I am sure that monkeys do use the monkey ladders, as they climb all over the forest, but I have not actually seen them do so. We regularly see monkeys in the trees, and even walking the length of telephone wires, from pole to pole.

I may post a photo in the future of a howler monkey with her baby clinging to her back while walking on a telephone wire.

The challenge with photographing monkeys in the trees is that usually entails shooting up into the sky, and howler monkeys are very black. The pictures usually make them look like silhouettes. The howler monkey photo that I have posted as one of my favorites in the side bar of this website is an exception.

With respect to your comment about a video, my best experience with that involves my younger son, Stuart. We recently pulled over on the side of the road outside Tamarindo to watch a group of howler monkeys. He followed them as they travelled from tree to tree. He saw the spot where they jumped from one tree to the next tree. He stationed himself underneath and got a video of a monkey flying through the air, with nothing else in the frame.

I know you are a very accomplished photographer of birds in particular. I am sure you have encountered (and conquered) similar challenges.

Anonymous said...

Yes, it is hard to photograph looking up towards the sky.

I have to do it a lot here because most of my bird photos, especially those and squirrels, are taken of birds in my oak tree.

I can sometimes get the dark to come out so I can see the feathers or hairs but it would be a real challenge to do it all the time.

If you have a good photo editing program, and shoot in RAW, you can probably get all the detail you need out of the dark colors but it might not be suitable to you.

I spent an hour or two this morning trying to get a photograph of a Progressive Bee Fly. They are mostly dark and this guy was in the sunshine but what I got is not what I had hoped for and I got a lot of shots that I just deleted.

The first thing I do, and I was taught to do this by newspaper photographers, is to open all photos up to 100% and then go through them at that size. If they are sharp and in focus you will see it instantly. Of course, you see those out of focus too and can delete them right away.

RedLan said...

it's unique, a monkey ladder shape vine. you captured it great!

glenda said...

I am curious, how sturdy is this vine? I'm thinking what a great way to climb up into the forest canopy. said...

I'm sorry, but I cannot answer your question because the thought never occurred to me to climb up the vine myself to get to the the forest canopy. After climbing up and down into the cave shown during the past few days, that was enough climbing for me that day.

But, I have a treat in store for you. Beginning Monday, I will post some photos of a much better way to see the cloud forest canopy -- the canopy walk at Monteverde.

Besides the canopy walk, there is another popular way to see the canopy. I am referring to the ZIP lines. I have some ZIP line photos I could show, if people want to see them.
Maybe I'll do that the week after next.

arachesostufo said...

bellissima fotografia, complimenti da venezia

PJ said...

This is amazing. Just amazing. I would love to see the zip line photos.

Ann (MobayDP) said...

As Abe said, this is really amazing. I've never seen or even heard of this "Monkey Ladder" before!

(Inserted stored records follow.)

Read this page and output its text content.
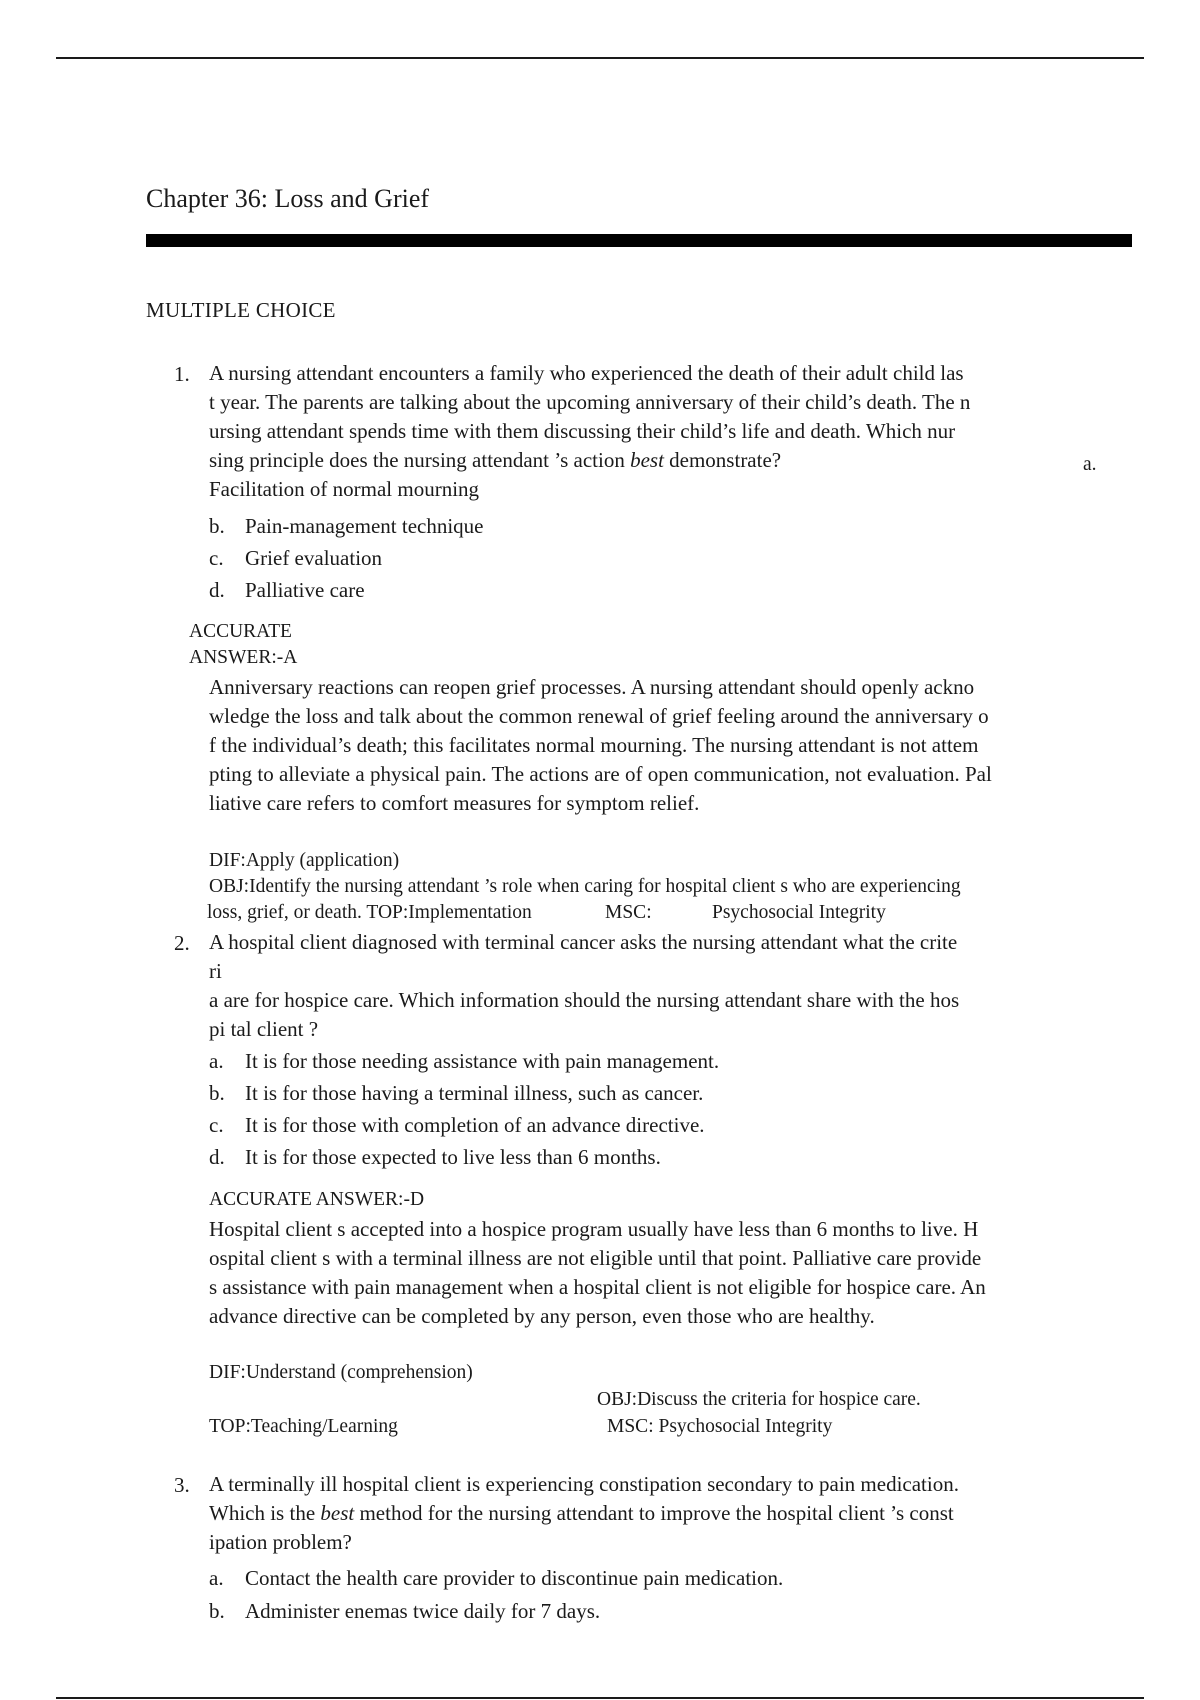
Chapter 36: Loss and Grief
MULTIPLE CHOICE
1. A nursing attendant encounters a family who experienced the death of their adult child las
t year. The parents are talking about the upcoming anniversary of their child’s death. The n
ursing attendant spends time with them discussing their child’s life and death. Which nur
sing principle does the nursing attendant ’s action best demonstrate?
Facilitation of normal mourning
a.
b. Pain-management technique
c. Grief evaluation
d. Palliative care
ACCURATE
ANSWER:-A
Anniversary reactions can reopen grief processes. A nursing attendant should openly ackno
wledge the loss and talk about the common renewal of grief feeling around the anniversary o
f the individual’s death; this facilitates normal mourning. The nursing attendant is not attem
pting to alleviate a physical pain. The actions are of open communication, not evaluation. Pal
liative care refers to comfort measures for symptom relief.
DIF:Apply (application)
OBJ:Identify the nursing attendant ’s role when caring for hospital client s who are experiencing
loss, grief, or death. TOP:Implementation	MSC:	Psychosocial Integrity
2. A hospital client diagnosed with terminal cancer asks the nursing attendant what the crite
ri
a are for hospice care. Which information should the nursing attendant share with the hos
pi tal client ?
a. It is for those needing assistance with pain management.
b. It is for those having a terminal illness, such as cancer.
c. It is for those with completion of an advance directive.
d. It is for those expected to live less than 6 months.
ACCURATE ANSWER:-D
Hospital client s accepted into a hospice program usually have less than 6 months to live. H
ospital client s with a terminal illness are not eligible until that point. Palliative care provide
s assistance with pain management when a hospital client is not eligible for hospice care. An
advance directive can be completed by any person, even those who are healthy.
DIF:Understand (comprehension)
OBJ:Discuss the criteria for hospice care.
TOP:Teaching/Learning	MSC: Psychosocial Integrity
3. A terminally ill hospital client is experiencing constipation secondary to pain medication.
Which is the best method for the nursing attendant to improve the hospital client ’s const
ipation problem?
a. Contact the health care provider to discontinue pain medication.
b. Administer enemas twice daily for 7 days.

Like Glenda, I wonder how sturdy it is. said...

Responses to several of the above comments:

I will post some photos of ZIP lines next Monday and Tuesday, August 19 and 20.

Arachesostufo -- I am delighted to have a visitor to my site from Venice. I have been to Venice 6 times, as it is my favorite city in Europe.

Abraham -- thank you very much for your long, thoughtful and helpful suggestions regarding photographing monkeys nad birds in trees.

To all who liked the monkey vine photo -- because of your comments, I will post another photo of a monkey vine in about 10 days. I have my photos for this coming week planned (from a trip to Monteverde), then I will show some ZIP line pictures, they I will slip in another monkey vine picture.

My son, Stuart, reminded me of a photo he took of a monkey vine that I admit is better than either of the pictures that I posted. His photo looks up the vine similar to mine, but was shot from the side and reveals an entirely different perspective on the wavy shape of the vine.